Wenn wir annehmen, dass wirklich eine Erderwärmung durch einen Treibhauseffekt verursacht wird, dann müsste Wasserdampf um ein Mehrfaches von CO2 dafür verantwortlich sein, da unsere Atmosphäre um ein Vielfaches mehr Wasser als CO2 enthält. Bemerkenswert ist auch, dass der Anstieg der CO2-Konzentration durch die Industrialisierung keinen erkennbaren Zusammenhang mit einer globalen Temperaturveränderung hat und teilweise sogar gegenläufig ist. Damit scheidet der Mensch als Hauptverursacher einer durch CO2 verursachten Klimaerwärmung mit an Sicherheit grenzender Wahrscheinlichkeit aus.

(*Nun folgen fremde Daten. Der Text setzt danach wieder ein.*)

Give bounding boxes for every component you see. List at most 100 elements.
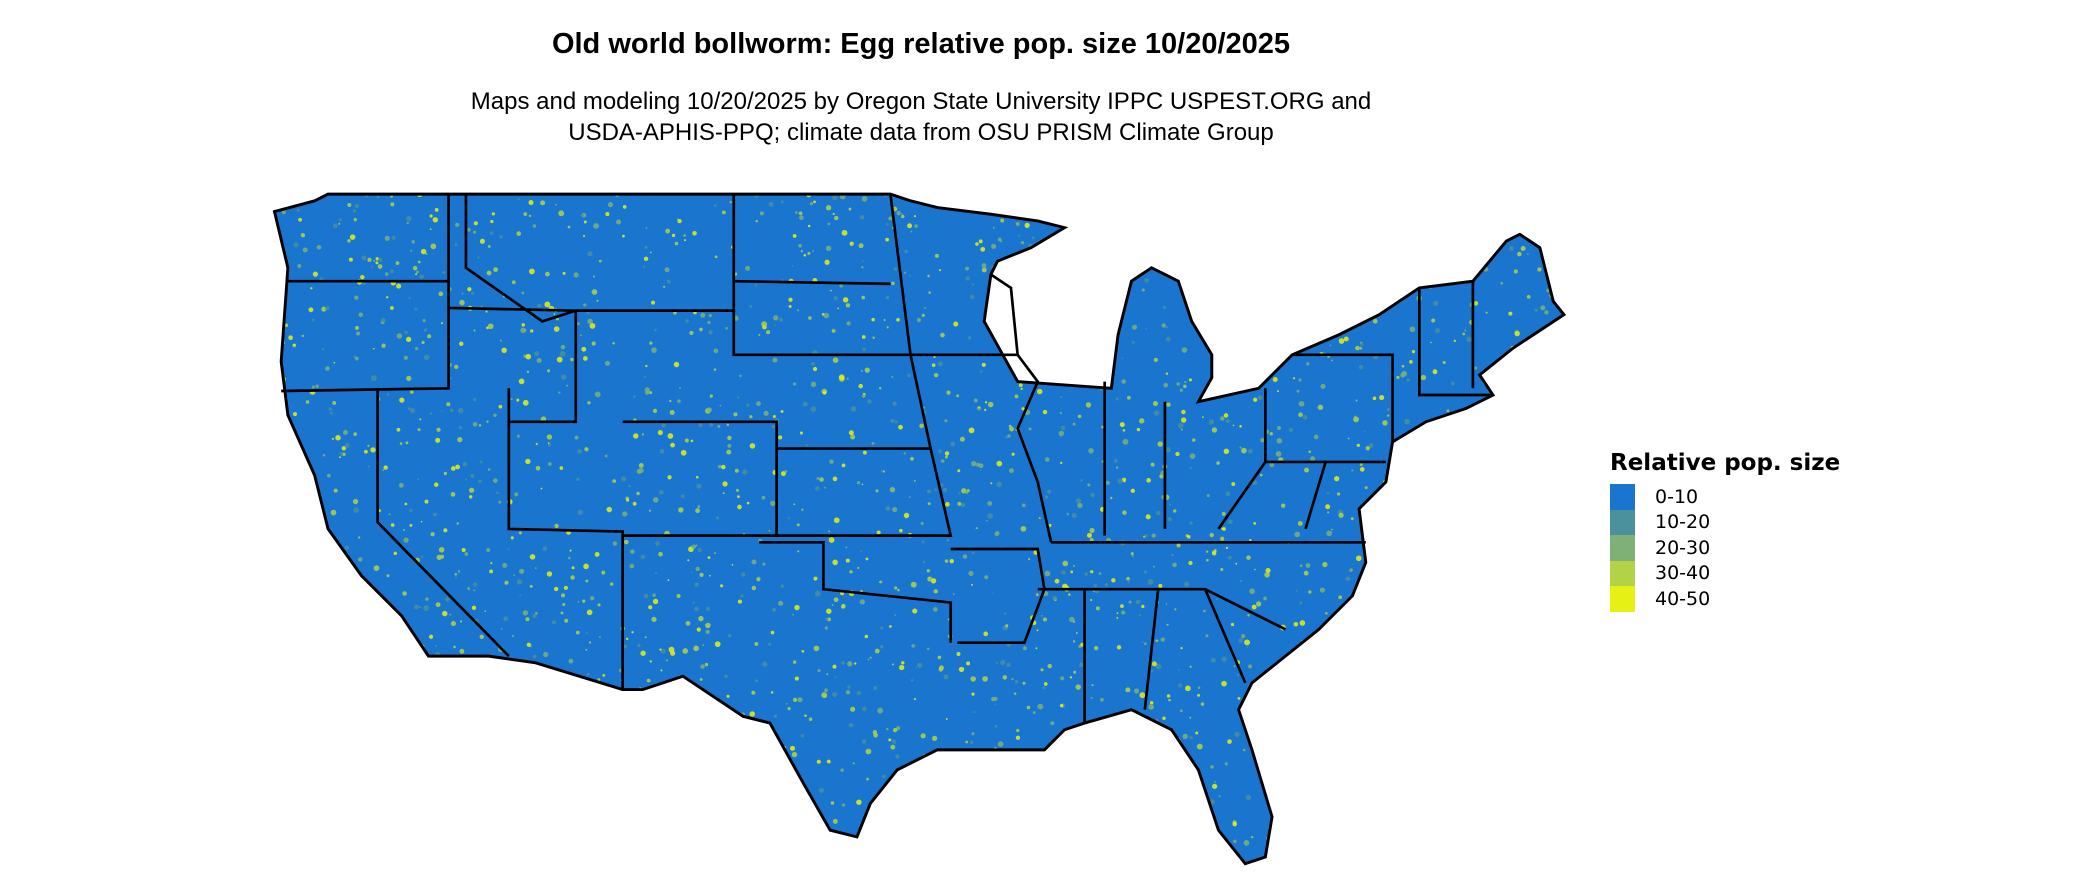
hotspot-mark [1318, 665, 1323, 670]
hotspot-mark [1462, 259, 1465, 262]
hotspot-mark [1241, 634, 1246, 639]
hotspot-mark [525, 353, 532, 360]
hotspot-mark [424, 787, 430, 793]
hotspot-mark [860, 370, 863, 372]
hotspot-mark [740, 843, 745, 848]
hotspot-mark [790, 810, 794, 815]
hotspot-mark [1060, 425, 1066, 431]
hotspot-mark [637, 643, 641, 648]
hotspot-mark [1356, 443, 1360, 447]
hotspot-mark [1050, 721, 1055, 726]
hotspot-mark [516, 231, 522, 236]
hotspot-mark [430, 243, 437, 250]
hotspot-mark [380, 822, 385, 827]
hotspot-mark [1425, 502, 1432, 509]
hotspot-mark [1341, 253, 1347, 259]
hotspot-mark [1189, 467, 1192, 470]
hotspot-mark [833, 296, 838, 301]
hotspot-mark [1335, 287, 1340, 291]
hotspot-mark [860, 590, 863, 593]
hotspot-mark [1266, 275, 1270, 279]
hotspot-mark [885, 237, 889, 242]
hotspot-mark [471, 291, 475, 295]
hotspot-mark [342, 452, 346, 456]
hotspot-mark [1128, 811, 1133, 815]
hotspot-mark [267, 400, 271, 404]
hotspot-mark [396, 427, 401, 432]
hotspot-mark [613, 830, 616, 833]
hotspot-mark [938, 449, 942, 453]
hotspot-mark [776, 747, 779, 750]
hotspot-mark [754, 284, 758, 287]
hotspot-mark [591, 289, 598, 295]
hotspot-mark [561, 593, 566, 598]
hotspot-mark [927, 274, 930, 278]
hotspot-mark [280, 550, 285, 555]
hotspot-mark [272, 371, 274, 373]
hotspot-mark [414, 604, 419, 610]
hotspot-mark [1218, 795, 1221, 798]
hotspot-mark [1298, 412, 1303, 418]
hotspot-mark [521, 323, 525, 327]
hotspot-mark [1109, 353, 1113, 357]
hotspot-mark [1517, 251, 1522, 257]
hotspot-mark [1419, 542, 1423, 546]
hotspot-mark [1275, 759, 1279, 763]
hotspot-mark [1309, 338, 1313, 342]
hotspot-mark [394, 682, 401, 689]
hotspot-mark [1550, 548, 1556, 554]
hotspot-mark [922, 560, 926, 564]
hotspot-mark [1241, 278, 1245, 282]
hotspot-mark [547, 369, 551, 373]
hotspot-mark [479, 460, 483, 464]
hotspot-mark [982, 676, 988, 682]
hotspot-mark [1252, 253, 1257, 258]
hotspot-mark [487, 245, 491, 248]
hotspot-mark [808, 316, 812, 320]
hotspot-mark [856, 843, 860, 847]
hotspot-mark [443, 528, 448, 533]
hotspot-mark [372, 347, 375, 350]
hotspot-mark [597, 603, 601, 607]
hotspot-mark [827, 222, 831, 226]
hotspot-mark [1075, 498, 1082, 504]
hotspot-mark [900, 797, 907, 804]
hotspot-mark [831, 329, 836, 333]
hotspot-mark [698, 422, 703, 428]
hotspot-mark [315, 384, 319, 388]
hotspot-mark [1166, 811, 1168, 814]
hotspot-mark [304, 592, 308, 595]
hotspot-mark [452, 799, 456, 804]
hotspot-mark [979, 370, 983, 373]
hotspot-mark [553, 326, 560, 332]
hotspot-mark [833, 517, 840, 524]
hotspot-mark [747, 790, 751, 793]
hotspot-mark [648, 605, 653, 610]
hotspot-mark [981, 267, 987, 273]
hotspot-mark [1435, 544, 1440, 548]
hotspot-mark [615, 728, 620, 733]
hotspot-mark [1182, 733, 1188, 740]
hotspot-mark [729, 782, 732, 786]
hotspot-mark [1327, 787, 1331, 791]
hotspot-mark [1349, 568, 1353, 572]
hotspot-mark [1219, 225, 1225, 231]
hotspot-mark [1287, 206, 1291, 211]
hotspot-mark [1483, 688, 1486, 692]
hotspot-mark [1007, 434, 1011, 438]
hotspot-mark [436, 427, 441, 432]
hotspot-mark [722, 481, 728, 487]
hotspot-mark [871, 441, 875, 445]
hotspot-mark [391, 806, 394, 809]
hotspot-mark [505, 770, 508, 772]
hotspot-mark [529, 676, 533, 680]
hotspot-mark [698, 615, 704, 622]
hotspot-mark [438, 291, 444, 297]
hotspot-mark [1427, 425, 1431, 430]
hotspot-mark [1162, 716, 1166, 721]
hotspot-mark [1353, 651, 1358, 656]
hotspot-mark [1464, 329, 1467, 332]
hotspot-mark [1434, 640, 1440, 646]
hotspot-mark [1355, 555, 1362, 562]
hotspot-mark [1294, 531, 1300, 538]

Die Sonne als Energiequelle und Motor des Wetters

Der Einfluss der eigentlichen Sonnenstrahlung und ihrer Energie wird in den gängigen Klimamodellen weitgehend vernachlässigt, obwohl die Sonne praktisch die gesamte Energie für die Wärme auf der Erdoberfläche liefert. Sie liefert der Erde innert einer Stunde etwa gleich viel Energie wie die gesamte Menschheit innerhalb eines Jahres an Wärmeenergie durch Verbrennung von Energieträgern frei setzt. Würde die Sonne einfach „per Knopfdruck“ ausgeschaltet, würde die Erdoberfläche innert weniger Minuten vereisen. Bereits kleinere Schwankungen der Sonnenaktivität und damit in der Intensität und den Wellenlängen der Sonnenstrahlen haben einen grossen Einfluss auf den Wärmehaushalt der Erde.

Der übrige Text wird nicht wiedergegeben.